Persistent memory extraction and hierarchical context compression, working together through a hook-driven lifecycle.
After every assistant response, the pipeline evaluates the conversation, extracts structured facts, and stores them for future sessions.
User sends a message and the model responds. This triggers the extraction pipeline asynchronously.
A purpose-built prompt evaluates the exchange and outputs structured JSON. Up to 10 facts per turn, validated against six strict schemas.
Each fact is vectorized into 4096 dimensions via Qwen3-Embedding-8B. If a semantically similar memory exists, it is merged rather than duplicated.
Validated vectors are inserted into Qdrant with rich metadata, partitioned by hashed user ID for strict isolation.
Before each new user message, cosine-similarity search pulls the most relevant memories. Results are formatted by type and injected into the system prompt in under 200ms.
When session history reaches 70% of the model's context limit, the compression engine activates and redistributes content across three tiers.
Most recent exchanges at full fidelity. Uncompressed, immediate context for the active task.
Older exchanges grouped and summarized by the LLM into medium-detail topic blocks.
Ancient project history merged and heavily compressed. High-level summaries preserving only critical information.
Total token count of session history is computed after each assistant response.
If the total is below 70% of the model's absolute context limit, no action is taken.
The engine calculates which tier is most over its allocated ratio (50/30/20).
The most over-budget tier's oldest entries are summarized by the LLM and pushed down the hierarchy.
Audit and summarization repeat iteratively until all tiers fit within budget. State is persisted in SQLite.
Runtime and language. Type safety across the entire codebase with Bun's native file and process APIs.
Vector database for persistent memory storage. Cosine-similarity search filtered by user ID.
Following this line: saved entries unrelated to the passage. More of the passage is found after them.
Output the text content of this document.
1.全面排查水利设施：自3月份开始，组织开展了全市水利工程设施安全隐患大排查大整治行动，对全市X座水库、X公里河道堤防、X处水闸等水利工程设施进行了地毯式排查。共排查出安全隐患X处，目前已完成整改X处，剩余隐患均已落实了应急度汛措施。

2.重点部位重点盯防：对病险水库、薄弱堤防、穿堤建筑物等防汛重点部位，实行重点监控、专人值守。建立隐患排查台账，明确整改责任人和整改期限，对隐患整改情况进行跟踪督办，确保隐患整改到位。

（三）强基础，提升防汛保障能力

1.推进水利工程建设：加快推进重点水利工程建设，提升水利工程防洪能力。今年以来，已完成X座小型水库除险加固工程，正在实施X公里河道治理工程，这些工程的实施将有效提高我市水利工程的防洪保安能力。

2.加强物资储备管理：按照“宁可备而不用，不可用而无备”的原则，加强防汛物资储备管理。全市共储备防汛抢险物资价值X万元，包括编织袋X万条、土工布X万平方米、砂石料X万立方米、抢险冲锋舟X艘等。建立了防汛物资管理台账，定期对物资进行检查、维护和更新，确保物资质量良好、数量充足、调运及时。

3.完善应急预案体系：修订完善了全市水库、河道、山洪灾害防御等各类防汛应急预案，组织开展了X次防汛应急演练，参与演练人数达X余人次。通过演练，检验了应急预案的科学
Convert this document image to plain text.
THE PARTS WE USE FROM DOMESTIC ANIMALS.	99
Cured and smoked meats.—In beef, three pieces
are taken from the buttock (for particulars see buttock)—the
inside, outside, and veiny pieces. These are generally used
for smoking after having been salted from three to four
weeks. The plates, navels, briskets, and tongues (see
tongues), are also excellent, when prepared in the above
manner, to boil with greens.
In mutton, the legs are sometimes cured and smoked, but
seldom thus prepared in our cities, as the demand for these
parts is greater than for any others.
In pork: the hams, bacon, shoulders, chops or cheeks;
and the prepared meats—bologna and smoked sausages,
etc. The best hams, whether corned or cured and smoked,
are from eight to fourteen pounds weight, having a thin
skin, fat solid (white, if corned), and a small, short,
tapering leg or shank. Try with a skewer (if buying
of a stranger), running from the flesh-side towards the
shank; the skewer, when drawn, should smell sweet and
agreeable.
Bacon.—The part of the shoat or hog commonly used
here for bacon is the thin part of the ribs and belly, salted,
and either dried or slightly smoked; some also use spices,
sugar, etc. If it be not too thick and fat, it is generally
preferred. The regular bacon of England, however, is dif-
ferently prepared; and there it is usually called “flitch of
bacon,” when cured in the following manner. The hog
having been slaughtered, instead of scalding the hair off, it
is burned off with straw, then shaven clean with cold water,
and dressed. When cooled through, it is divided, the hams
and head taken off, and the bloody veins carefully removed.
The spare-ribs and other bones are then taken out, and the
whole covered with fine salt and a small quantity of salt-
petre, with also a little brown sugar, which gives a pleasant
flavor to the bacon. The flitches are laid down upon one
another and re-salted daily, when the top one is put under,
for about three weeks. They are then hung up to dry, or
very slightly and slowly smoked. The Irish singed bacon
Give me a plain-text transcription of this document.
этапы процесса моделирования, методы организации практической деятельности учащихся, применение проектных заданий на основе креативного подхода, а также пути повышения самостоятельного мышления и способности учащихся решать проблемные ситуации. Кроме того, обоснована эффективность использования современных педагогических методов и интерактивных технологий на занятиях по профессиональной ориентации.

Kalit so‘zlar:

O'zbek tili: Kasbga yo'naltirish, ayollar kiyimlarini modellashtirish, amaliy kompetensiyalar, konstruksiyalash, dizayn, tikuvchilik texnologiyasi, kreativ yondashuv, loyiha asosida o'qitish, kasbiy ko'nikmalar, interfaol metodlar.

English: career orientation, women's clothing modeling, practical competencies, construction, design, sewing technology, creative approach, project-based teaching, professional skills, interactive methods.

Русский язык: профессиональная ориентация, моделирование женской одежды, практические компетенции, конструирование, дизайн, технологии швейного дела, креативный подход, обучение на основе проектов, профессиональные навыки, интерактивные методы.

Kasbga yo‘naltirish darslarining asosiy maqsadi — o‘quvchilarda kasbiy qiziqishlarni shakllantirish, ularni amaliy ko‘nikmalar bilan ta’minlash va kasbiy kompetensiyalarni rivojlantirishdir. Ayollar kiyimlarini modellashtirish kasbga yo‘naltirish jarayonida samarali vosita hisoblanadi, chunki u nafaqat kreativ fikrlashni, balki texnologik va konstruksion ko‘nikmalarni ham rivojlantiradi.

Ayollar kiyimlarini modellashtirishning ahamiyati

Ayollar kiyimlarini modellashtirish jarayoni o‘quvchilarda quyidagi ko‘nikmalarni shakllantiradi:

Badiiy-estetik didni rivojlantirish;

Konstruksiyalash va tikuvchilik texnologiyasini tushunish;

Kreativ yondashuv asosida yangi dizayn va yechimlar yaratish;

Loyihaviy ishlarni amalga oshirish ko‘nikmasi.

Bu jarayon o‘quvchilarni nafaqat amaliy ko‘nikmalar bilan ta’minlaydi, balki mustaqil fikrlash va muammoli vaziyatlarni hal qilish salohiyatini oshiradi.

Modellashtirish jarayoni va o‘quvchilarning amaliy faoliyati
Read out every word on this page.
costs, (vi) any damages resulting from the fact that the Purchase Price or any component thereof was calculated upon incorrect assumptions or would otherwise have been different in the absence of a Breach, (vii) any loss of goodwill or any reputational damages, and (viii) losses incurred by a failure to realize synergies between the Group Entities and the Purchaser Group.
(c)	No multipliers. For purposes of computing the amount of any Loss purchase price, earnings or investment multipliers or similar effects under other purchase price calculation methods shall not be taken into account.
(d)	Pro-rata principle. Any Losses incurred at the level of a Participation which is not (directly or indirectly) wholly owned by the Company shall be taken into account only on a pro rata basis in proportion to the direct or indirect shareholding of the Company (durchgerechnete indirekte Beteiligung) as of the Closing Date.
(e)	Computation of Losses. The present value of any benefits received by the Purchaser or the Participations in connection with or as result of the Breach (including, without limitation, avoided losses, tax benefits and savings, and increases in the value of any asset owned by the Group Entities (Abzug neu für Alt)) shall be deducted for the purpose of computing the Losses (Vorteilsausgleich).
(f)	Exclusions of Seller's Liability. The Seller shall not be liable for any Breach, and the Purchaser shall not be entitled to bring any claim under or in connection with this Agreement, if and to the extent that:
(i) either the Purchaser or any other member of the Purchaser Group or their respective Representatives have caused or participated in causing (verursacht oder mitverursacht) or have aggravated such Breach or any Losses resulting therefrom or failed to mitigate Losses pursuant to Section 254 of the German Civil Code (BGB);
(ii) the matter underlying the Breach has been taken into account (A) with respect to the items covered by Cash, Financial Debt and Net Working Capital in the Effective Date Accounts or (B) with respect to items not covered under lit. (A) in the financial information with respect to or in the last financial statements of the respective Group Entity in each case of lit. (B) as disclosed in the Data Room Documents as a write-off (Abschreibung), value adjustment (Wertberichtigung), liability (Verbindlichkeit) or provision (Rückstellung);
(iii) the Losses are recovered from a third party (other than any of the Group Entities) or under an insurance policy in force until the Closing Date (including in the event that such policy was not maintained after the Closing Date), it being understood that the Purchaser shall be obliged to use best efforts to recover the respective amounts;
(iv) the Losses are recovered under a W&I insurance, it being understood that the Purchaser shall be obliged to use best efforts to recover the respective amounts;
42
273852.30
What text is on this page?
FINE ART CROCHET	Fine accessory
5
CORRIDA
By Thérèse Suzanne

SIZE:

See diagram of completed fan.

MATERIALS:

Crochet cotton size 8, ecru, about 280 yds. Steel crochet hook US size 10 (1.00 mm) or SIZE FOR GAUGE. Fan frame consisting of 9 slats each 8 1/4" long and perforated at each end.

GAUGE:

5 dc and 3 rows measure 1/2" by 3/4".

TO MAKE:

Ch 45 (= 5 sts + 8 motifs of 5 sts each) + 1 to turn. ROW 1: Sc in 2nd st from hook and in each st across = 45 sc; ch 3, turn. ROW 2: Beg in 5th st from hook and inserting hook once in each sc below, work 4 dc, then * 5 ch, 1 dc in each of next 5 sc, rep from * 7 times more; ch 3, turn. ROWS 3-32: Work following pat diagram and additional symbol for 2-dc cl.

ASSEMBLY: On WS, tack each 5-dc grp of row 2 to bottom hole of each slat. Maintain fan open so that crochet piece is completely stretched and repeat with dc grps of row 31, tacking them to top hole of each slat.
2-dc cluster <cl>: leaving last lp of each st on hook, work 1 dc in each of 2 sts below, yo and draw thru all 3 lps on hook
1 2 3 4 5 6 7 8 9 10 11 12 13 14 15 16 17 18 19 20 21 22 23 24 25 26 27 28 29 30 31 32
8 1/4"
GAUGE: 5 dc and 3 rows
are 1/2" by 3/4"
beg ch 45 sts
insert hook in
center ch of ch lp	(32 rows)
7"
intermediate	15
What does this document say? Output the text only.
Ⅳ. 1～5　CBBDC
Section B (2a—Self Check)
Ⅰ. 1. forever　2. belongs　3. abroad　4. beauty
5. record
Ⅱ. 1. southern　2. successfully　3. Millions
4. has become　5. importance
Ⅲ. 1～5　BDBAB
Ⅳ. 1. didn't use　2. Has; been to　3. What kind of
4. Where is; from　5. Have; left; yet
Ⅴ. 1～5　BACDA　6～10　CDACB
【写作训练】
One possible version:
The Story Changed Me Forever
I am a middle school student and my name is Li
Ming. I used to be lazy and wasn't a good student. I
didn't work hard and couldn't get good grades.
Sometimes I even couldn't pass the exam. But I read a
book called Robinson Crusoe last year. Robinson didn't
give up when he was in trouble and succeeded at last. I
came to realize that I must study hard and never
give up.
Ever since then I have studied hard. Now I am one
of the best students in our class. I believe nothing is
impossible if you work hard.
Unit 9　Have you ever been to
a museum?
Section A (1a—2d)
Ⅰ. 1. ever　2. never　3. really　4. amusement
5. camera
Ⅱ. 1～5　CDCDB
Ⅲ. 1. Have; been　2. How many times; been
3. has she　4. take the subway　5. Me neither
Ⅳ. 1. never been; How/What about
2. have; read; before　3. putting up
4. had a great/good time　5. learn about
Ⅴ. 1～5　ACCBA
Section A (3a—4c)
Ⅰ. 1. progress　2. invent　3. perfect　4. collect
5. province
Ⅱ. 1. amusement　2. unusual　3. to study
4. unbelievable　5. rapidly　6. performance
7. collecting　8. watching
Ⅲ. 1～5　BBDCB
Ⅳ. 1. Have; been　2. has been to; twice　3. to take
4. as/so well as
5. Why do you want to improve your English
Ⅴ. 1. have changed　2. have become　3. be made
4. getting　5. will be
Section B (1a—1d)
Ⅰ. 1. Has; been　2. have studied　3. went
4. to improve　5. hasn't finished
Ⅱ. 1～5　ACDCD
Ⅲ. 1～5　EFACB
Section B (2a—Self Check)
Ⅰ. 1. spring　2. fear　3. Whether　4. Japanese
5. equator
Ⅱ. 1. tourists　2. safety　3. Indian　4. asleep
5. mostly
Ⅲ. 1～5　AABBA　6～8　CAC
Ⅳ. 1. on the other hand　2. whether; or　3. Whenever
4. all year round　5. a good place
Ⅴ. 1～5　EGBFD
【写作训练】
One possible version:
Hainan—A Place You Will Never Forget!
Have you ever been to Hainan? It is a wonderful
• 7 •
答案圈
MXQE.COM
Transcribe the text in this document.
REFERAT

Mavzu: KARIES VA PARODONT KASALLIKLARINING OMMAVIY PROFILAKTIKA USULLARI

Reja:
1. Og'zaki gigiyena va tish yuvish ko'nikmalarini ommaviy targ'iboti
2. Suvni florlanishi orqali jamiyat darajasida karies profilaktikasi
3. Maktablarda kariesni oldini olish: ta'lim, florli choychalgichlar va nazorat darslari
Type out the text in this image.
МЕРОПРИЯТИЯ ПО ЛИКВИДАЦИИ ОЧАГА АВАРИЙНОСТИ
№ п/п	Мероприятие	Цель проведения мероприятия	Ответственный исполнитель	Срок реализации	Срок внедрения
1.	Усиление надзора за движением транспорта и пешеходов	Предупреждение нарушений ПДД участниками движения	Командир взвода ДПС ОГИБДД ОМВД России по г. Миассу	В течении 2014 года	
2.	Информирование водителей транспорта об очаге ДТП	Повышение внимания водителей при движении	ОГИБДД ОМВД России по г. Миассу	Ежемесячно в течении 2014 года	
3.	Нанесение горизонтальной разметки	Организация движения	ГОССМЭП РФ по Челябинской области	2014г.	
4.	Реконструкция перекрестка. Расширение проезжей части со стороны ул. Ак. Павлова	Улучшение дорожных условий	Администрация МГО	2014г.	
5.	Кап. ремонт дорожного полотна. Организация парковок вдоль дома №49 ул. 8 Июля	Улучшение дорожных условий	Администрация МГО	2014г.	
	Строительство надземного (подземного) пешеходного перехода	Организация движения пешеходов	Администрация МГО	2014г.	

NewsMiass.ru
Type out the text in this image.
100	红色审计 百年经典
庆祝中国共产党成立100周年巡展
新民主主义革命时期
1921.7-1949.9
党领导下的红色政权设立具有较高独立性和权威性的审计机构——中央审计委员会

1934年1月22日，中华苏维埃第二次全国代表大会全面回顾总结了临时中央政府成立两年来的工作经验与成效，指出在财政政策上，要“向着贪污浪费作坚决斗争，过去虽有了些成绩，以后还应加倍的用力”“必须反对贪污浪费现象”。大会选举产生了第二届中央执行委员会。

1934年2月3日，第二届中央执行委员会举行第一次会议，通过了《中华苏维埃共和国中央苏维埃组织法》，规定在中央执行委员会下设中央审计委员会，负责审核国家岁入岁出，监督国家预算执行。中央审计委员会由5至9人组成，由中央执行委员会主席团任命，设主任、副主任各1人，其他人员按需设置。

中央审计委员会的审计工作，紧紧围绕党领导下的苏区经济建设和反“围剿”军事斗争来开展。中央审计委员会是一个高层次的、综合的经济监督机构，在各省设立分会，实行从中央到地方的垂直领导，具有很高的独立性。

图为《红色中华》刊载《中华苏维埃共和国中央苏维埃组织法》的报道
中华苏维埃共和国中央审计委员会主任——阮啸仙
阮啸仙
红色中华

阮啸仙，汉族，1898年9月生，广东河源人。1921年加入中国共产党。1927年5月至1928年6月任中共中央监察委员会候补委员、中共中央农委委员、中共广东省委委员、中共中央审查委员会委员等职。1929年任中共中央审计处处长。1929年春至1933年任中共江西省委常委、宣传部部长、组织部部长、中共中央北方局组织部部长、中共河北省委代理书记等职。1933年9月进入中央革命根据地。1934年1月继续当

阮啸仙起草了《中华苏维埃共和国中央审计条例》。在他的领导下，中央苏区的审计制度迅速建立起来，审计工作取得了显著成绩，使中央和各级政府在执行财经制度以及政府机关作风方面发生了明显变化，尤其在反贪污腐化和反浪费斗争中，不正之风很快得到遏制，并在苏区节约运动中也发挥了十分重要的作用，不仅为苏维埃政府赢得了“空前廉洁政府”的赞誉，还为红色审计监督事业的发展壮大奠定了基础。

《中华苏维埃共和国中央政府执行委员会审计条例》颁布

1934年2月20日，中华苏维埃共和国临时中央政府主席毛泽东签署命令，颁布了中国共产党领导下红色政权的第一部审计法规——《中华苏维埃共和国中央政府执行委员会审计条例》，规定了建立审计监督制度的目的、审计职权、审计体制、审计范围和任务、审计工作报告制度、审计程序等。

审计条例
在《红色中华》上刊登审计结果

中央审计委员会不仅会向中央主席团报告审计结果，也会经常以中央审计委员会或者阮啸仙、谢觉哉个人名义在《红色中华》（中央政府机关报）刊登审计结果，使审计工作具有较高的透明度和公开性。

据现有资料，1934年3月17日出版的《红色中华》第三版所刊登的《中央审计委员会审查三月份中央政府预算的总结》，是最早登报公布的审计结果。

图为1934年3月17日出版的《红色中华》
Session state, compression state, configuration, and provider registry. ACID-compliant with proper concurrency.
Embedding generation, deduplication logic, and memory lifecycle management framework.
4096-dimensional embeddings via OpenRouter for high-fidelity semantic search.
OpenRouter, Anthropic, OpenAI, and Google for extraction, summarization, and primary chat inference.
All memory and compression operations run outside the critical chat path.